Le concept était rudimentaire, l'ensemble de la station aurait été obligé de pivoter pour pouvoir viser correctement, et il semble qu'un seul essai à feu a été tenté, lorsque Saliout-3 était vide. Un système là encore à visée dissuasive, mais qui aurait bien pu décourager des assaillants… En plus de représenter un danger pour tous, les balles en orbite ayant la possibilité, selon l'angle de tir, de pouvoir vous croiser quelques temps plus tard.

L'impressionnant système de mine/torpille Shchit-2. Crédits Ministère de la défense Russe

Si le concept n'a pas été utilisé, un récent reportage russe a récemment montré un prototype de mine ou de « torpille » spatiale qui aurait pu être mis en place si le programme Almaz s'était poursuivi. L'engin, équipé de plus d'une cinquantaine de charges explosives (dont une partie pour sa direction), restera pour notre plus grand bonheur dans les coulisses de l'histoire.

Détruire sans détruire, un must !

Il existe également des moyens d'infliger des dégâts sans avoir besoin de désintégrer ses adversaires ou de se précipiter pour les harponner. En effet, il y a des moyens « simples » qui sont rapidement très ennuyeux selon le type de satellite. Par exemple, brouiller ses signaux ou les « couper » en se plaçant entre émetteur et récepteur. Ou bien en mettant hors service ses antennes, son télescope optique ou son système de stabilisation. La France notamment (mais gageons qu'elle n'est pas la seule) étudie les lasers à forte puissance pour endommager les capteurs d'un éventuel véhicule rentrant dans sa « bulle » de protection. D'autres solutions seraient à l'étude, comme le fait de provoquer des court-circuits, de pirater les systèmes de contrôle ou de pouvoir envoyer des leurres.

Il y a aussi de nombreux concepts qui évaluent la faisabilité d'avoir des accompagnateurs pour les satellites les plus précieux. Ces derniers joueront le rôle de « protecteurs » au cas où des imprudents choisiraient de s'approcher trop près. Attention toutefois, voler en formation et évoluer au voisinage d'un autre véhicule (surtout fragile) n'est pas un exercice à la portée du premier venu. Là encore, ce sont des capacités qui ont un coût.

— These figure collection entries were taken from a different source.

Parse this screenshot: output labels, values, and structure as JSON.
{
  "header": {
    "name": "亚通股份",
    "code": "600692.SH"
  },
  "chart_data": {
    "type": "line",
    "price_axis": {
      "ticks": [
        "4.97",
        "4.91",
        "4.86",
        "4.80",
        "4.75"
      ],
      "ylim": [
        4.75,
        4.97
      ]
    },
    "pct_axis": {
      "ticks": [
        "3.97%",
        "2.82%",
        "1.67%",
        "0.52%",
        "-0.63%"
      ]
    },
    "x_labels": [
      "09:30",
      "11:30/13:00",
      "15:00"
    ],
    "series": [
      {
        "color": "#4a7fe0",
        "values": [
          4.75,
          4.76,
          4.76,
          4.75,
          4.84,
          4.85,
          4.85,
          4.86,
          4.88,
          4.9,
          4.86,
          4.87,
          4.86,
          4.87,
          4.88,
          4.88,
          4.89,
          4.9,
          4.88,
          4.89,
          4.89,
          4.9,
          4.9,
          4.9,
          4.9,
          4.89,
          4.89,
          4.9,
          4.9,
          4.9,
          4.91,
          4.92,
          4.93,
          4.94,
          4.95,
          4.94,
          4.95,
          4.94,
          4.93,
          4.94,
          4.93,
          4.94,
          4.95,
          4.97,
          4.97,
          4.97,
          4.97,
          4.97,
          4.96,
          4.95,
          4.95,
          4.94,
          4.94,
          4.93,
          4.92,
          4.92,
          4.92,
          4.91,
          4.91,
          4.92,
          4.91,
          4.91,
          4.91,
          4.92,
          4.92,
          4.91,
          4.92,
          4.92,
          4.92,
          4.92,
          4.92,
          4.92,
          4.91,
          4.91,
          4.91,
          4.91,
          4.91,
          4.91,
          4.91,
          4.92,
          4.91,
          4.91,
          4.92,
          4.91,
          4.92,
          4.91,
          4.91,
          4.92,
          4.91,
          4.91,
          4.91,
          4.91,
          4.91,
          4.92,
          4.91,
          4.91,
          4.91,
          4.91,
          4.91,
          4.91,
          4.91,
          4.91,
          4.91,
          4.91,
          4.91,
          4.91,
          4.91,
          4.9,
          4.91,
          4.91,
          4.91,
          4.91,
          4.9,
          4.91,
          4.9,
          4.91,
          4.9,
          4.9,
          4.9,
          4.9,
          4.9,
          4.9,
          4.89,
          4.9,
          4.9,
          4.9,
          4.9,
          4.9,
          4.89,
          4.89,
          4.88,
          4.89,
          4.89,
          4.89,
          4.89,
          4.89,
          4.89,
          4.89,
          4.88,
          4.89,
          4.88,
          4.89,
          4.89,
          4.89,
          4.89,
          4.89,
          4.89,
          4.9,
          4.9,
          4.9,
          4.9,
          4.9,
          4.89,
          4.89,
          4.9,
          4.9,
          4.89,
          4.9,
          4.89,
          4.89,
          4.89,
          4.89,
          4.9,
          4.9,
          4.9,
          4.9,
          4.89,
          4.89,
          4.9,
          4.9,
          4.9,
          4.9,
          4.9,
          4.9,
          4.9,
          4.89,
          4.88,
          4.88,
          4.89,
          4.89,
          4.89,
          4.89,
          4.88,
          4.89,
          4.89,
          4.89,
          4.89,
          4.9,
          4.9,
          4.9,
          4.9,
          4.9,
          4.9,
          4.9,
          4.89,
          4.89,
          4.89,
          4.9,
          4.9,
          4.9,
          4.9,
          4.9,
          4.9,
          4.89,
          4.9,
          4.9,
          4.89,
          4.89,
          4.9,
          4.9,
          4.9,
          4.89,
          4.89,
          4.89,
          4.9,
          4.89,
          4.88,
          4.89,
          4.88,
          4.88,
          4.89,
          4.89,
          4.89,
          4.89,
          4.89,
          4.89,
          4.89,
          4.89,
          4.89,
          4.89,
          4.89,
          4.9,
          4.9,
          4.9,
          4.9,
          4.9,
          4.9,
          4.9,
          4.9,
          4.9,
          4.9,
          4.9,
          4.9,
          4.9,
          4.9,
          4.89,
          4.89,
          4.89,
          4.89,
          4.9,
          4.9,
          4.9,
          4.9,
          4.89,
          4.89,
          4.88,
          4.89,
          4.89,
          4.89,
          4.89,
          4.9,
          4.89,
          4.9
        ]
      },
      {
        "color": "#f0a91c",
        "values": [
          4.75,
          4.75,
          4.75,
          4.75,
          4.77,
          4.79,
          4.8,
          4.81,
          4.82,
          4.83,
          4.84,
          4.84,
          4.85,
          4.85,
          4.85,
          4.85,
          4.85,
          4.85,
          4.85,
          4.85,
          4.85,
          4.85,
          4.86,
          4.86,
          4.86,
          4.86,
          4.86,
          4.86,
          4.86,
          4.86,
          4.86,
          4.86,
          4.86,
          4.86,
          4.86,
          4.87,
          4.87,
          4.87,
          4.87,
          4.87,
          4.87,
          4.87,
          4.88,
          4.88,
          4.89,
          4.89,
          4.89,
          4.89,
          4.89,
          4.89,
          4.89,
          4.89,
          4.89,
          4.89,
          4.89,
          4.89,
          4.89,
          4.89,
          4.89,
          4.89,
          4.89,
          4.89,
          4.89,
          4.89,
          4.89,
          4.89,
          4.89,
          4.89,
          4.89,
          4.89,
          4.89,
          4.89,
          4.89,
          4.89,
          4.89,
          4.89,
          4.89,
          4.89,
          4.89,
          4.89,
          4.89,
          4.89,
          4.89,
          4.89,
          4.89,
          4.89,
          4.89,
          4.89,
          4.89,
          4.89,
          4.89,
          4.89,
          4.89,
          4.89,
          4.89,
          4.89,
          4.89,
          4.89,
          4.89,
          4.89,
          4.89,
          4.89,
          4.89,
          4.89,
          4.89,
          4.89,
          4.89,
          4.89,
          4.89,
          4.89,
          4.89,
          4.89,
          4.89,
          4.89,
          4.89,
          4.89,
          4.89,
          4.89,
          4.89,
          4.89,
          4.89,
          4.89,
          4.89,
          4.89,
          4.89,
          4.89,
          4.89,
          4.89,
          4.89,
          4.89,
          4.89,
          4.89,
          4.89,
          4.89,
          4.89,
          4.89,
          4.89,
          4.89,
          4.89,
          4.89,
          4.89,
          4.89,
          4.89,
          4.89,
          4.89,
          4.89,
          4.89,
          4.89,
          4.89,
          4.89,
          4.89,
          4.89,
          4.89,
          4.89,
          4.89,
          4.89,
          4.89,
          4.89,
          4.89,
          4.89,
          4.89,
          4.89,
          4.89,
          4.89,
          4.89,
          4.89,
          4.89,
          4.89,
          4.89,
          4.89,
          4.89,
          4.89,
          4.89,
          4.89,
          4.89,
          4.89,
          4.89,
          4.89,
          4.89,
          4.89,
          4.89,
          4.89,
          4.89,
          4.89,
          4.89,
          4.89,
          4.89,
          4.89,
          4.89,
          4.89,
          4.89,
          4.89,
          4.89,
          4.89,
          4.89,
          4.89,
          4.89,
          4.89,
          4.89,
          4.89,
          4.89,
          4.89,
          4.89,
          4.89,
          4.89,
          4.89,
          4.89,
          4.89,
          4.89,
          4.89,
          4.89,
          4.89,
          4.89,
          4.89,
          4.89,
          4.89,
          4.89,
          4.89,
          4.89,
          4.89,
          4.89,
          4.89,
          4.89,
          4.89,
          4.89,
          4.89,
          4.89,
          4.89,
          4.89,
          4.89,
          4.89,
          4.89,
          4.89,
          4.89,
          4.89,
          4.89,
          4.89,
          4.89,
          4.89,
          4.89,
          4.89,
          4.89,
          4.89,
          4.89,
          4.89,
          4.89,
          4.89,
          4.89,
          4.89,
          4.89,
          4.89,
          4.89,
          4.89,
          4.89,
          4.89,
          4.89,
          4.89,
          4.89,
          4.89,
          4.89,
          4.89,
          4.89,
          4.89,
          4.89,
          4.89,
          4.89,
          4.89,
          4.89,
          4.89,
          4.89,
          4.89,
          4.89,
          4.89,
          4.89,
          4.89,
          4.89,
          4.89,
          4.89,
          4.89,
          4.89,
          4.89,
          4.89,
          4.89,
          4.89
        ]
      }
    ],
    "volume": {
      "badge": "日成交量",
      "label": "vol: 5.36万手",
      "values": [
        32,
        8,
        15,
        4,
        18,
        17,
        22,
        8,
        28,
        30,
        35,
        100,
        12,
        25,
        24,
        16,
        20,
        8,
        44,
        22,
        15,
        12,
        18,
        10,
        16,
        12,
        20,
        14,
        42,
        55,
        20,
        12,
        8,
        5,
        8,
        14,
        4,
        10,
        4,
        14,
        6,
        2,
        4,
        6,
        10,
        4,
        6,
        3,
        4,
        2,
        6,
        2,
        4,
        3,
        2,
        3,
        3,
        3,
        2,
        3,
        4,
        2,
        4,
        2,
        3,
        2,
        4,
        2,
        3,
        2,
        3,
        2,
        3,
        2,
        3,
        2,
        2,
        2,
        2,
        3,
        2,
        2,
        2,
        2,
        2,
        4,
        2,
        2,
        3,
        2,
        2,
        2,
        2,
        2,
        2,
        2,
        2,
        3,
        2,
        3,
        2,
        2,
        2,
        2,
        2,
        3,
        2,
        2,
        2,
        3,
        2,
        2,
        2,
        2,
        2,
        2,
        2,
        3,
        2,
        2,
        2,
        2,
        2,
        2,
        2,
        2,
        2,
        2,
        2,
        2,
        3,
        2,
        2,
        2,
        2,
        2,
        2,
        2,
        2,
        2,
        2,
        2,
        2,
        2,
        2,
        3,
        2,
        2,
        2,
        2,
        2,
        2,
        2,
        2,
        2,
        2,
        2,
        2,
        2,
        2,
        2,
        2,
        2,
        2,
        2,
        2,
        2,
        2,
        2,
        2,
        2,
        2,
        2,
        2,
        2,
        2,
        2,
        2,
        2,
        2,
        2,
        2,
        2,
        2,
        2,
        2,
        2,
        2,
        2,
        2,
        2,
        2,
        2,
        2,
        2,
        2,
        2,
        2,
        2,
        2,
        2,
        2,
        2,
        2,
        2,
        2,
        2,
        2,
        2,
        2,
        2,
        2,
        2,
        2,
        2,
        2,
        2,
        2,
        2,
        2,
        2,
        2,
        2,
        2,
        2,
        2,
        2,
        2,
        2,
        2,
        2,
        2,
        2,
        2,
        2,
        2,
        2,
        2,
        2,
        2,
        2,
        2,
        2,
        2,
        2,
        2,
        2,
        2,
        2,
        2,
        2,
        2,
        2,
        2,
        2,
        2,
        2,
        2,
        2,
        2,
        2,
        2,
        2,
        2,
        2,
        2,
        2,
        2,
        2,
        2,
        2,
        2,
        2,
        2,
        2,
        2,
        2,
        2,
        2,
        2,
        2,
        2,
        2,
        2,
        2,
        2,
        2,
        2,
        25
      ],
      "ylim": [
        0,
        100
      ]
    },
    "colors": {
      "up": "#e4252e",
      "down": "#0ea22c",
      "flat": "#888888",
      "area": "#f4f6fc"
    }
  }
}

Il faudra en effet réussir à protéger nos unités les plus précieuses en orbite... Crédits CNES/Airbus DS

Dans le futur : des essaims d'attaque ?

Plusieurs départements de la Défense dans le monde considèrent que l'orbite terrestre sera à l'avenir un champ d'opérations comme un autre. Les enjeux sont importants, et la recherche militaire est toujours très créative lorsqu'il s'agit d'aller casser les jouets de ses petits camarades. Nul ne sait aujourd'hui vers quoi ces solutions vont s'orienter, mais il est probable que des véhicules à la fois petits et manoeuvrants soient à la mode. Plusieurs fournisseurs commerciaux permettent déjà à leurs clients d'héberger leurs CubeSats dans des déployeurs en orbite, jusqu'à ce qu'ils en aient besoin. Les satellites de défense seront-ils un jour entourés d'une petite armada de drones ? Quelque part, ce serait dommage d'avoir à en arriver là ! Les petites constellations de satellites de défense pourraient aussi rendre les solutions ASAT trop chères ou obsolètes, puisque la perte d'une unité n'est pas nécessairement stratégique.